The Army prepared a justification and approval (J&A) for the use of other than full and open competition as required by the Competition in Contracting Act of 1984 (CICA), 10 U.S.C. Sec. 2304(f) (1988). The J&A cited the authority of 10 U.S.C. Sec. 2304(c)(3), which allows the head of a military agency to use other than competitive procedures in awarding a contract to a particular source or sources when such action is necessary to maintain a facility, producer, manufacturer, or other supplier available for furnishing property or services in case of a national emergency or to achieve industrial mobilization.

The J&A explains that currently Martin and Kilgore are the only two mobilization producers of the item and that both have ongoing production contracts. The document further notes that Kilgore will assume inactive status unless Kilgore receives award of sufficient quantities to keep it in production. Since the loss of Kilgore's facilities and critical skills would cause a delay in furnishing the item at the rate required for mobilization, the agency decided to restrict the competition to Kilgore in order to ensure availability in the event of national emergency.

Decisions whether facilities must be kept active or whether mobilization needs will allow certain facilities to be inactivated and the work force released are the responsibility of the military agencies. This Office will question those decisions only if the record shows that the agency has acted unreasonably.

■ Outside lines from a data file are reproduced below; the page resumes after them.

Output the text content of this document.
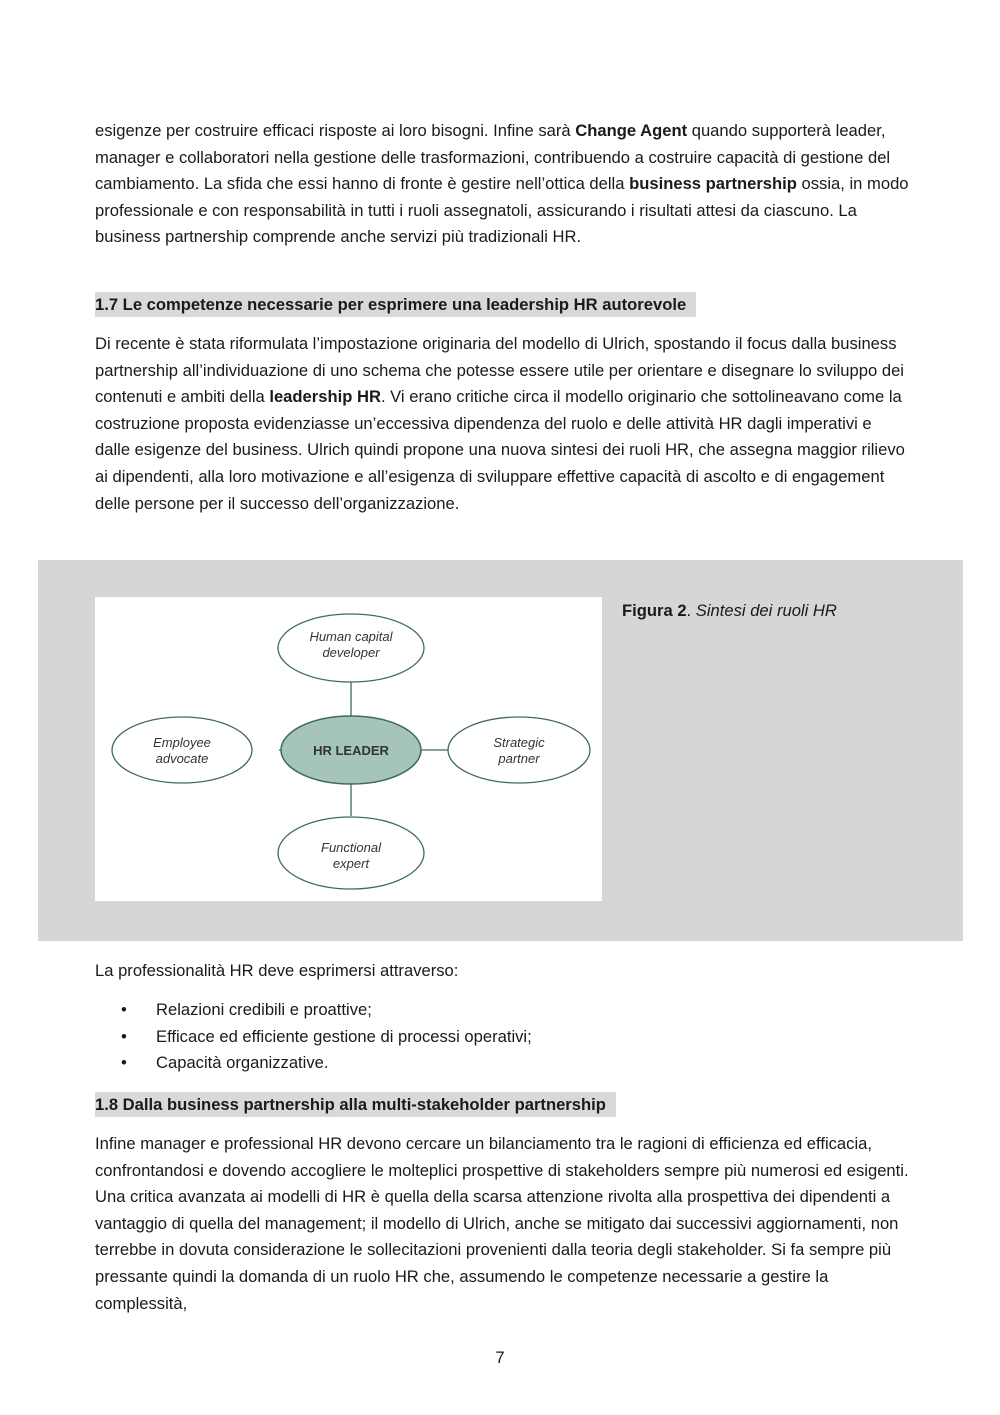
esigenze per costruire efficaci risposte ai loro bisogni. Infine sarà Change Agent quando supporterà leader, manager e collaboratori nella gestione delle trasformazioni, contribuendo a costruire capacità di gestione del cambiamento. La sfida che essi hanno di fronte è gestire nell’ottica della business partnership ossia, in modo professionale e con responsabilità in tutti i ruoli assegnatoli, assicurando i risultati attesi da ciascuno. La business partnership comprende anche servizi più tradizionali HR.

1.7 Le competenze necessarie per esprimere una leadership HR autorevole

Di recente è stata riformulata l’impostazione originaria del modello di Ulrich, spostando il focus dalla business partnership all’individuazione di uno schema che potesse essere utile per orientare e disegnare lo sviluppo dei contenuti e ambiti della leadership HR. Vi erano critiche circa il modello originario che sottolineavano come la costruzione proposta evidenziasse un’eccessiva dipendenza del ruolo e delle attività HR dagli imperativi e dalle esigenze del business. Ulrich quindi propone una nuova sintesi dei ruoli HR, che assegna maggior rilievo ai dipendenti, alla loro motivazione e all’esigenza di sviluppare effettive capacità di ascolto e di engagement delle persone per il successo dell’organizzazione.

Human capital
developer
Employee
advocate
HR LEADER
Strategic
partner
Functional
expert
Figura 2. Sintesi dei ruoli HR

La professionalità HR deve esprimersi attraverso:

• Relazioni credibili e proattive;
• Efficace ed efficiente gestione di processi operativi;
• Capacità organizzative.
1.8 Dalla business partnership alla multi-stakeholder partnership

Infine manager e professional HR devono cercare un bilanciamento tra le ragioni di efficienza ed efficacia, confrontandosi e dovendo accogliere le molteplici prospettive di stakeholders sempre più numerosi ed esigenti. Una critica avanzata ai modelli di HR è quella della scarsa attenzione rivolta alla prospettiva dei dipendenti a vantaggio di quella del management; il modello di Ulrich, anche se mitigato dai successivi aggiornamenti, non terrebbe in dovuta considerazione le sollecitazioni provenienti dalla teoria degli stakeholder. Si fa sempre più pressante quindi la domanda di un ruolo HR che, assumendo le competenze necessarie a gestire la complessità,

7
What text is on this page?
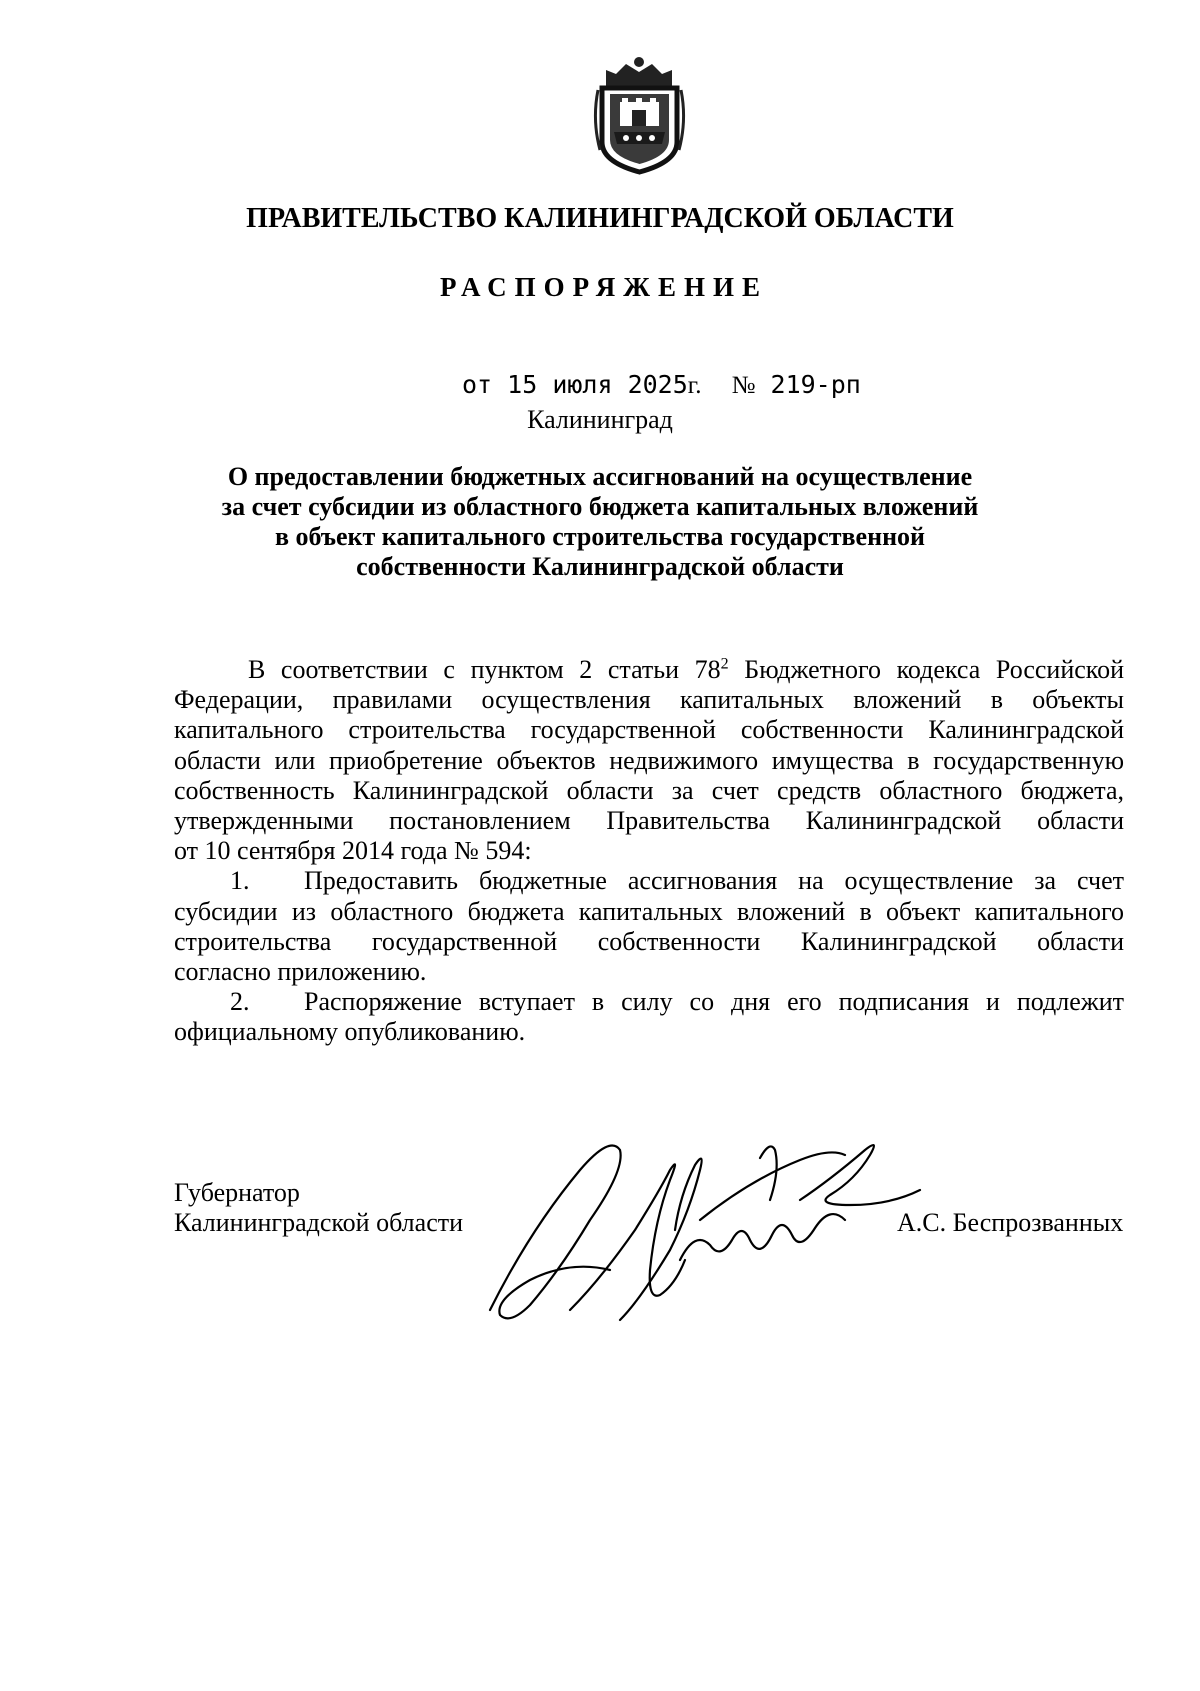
ПРАВИТЕЛЬСТВО КАЛИНИНГРАДСКОЙ ОБЛАСТИ
РАСПОРЯЖЕНИЕ
от 15 июля 2025г. № 219-рп
Калининград
О предоставлении бюджетных ассигнований на осуществление
за счет субсидии из областного бюджета капитальных вложений
в объект капитального строительства государственной
собственности Калининградской области
В соответствии с пунктом 2 статьи $78^2$ Бюджетного кодекса Российской
Федерации, правилами осуществления капитальных вложений в объекты
капитального строительства государственной собственности Калининградской
области или приобретение объектов недвижимого имущества в государственную
собственность Калининградской области за счет средств областного бюджета,
утвержденными постановлением Правительства Калининградской области
от 10 сентября 2014 года № 594:
1. Предоставить бюджетные ассигнования на осуществление за счет
субсидии из областного бюджета капитальных вложений в объект капитального
строительства государственной собственности Калининградской области
согласно приложению.
2. Распоряжение вступает в силу со дня его подписания и подлежит
официальному опубликованию.
Губернатор
Калининградской области	А.С. Беспрозванных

EMCO, Inc., B-244649, Oct. 28, 1991, 91-2 CPD Para. 382.

Here, the agency has supplied a "constraining rate analysis" /2/ which reveals a need for two mobilization base producers. For this reason, the agency decided to restrict competition for this contract to Kilgore rather than to Kilgore and Martin because of the status of their current contracts. Specifically, deliveries under Kilgore's contract are scheduled to end 1 year before deliveries under Martin's contract, and Kilgore's current contract calls for a significantly smaller quantity of signals than Martin's current contract. Since the agency's decision to restrict the award was based on the premise that this action was necessary to maintain the maximum number of active producers, we find the position reasonable and in accordance with 10 U.S.C. Sec. 2304(c)(3).

The protests are denied.

/1/ Some changes in the ongoing contract schedules have taken place since the Army initially reviewed its acquisition strategy: for example, delivery under Martin's contract was extended to January 1994 and delivery under Kilgore's contract was extended to January 1993. As a result, Kilgore will be completing its contract for this item 1 year before Martin.

/2/ This analysis compares the maximum capability of the mobilization base producers to the actual mobilization requirements to determine if there is a mobilization base shortfall. The figures contained in the analysis are confidential.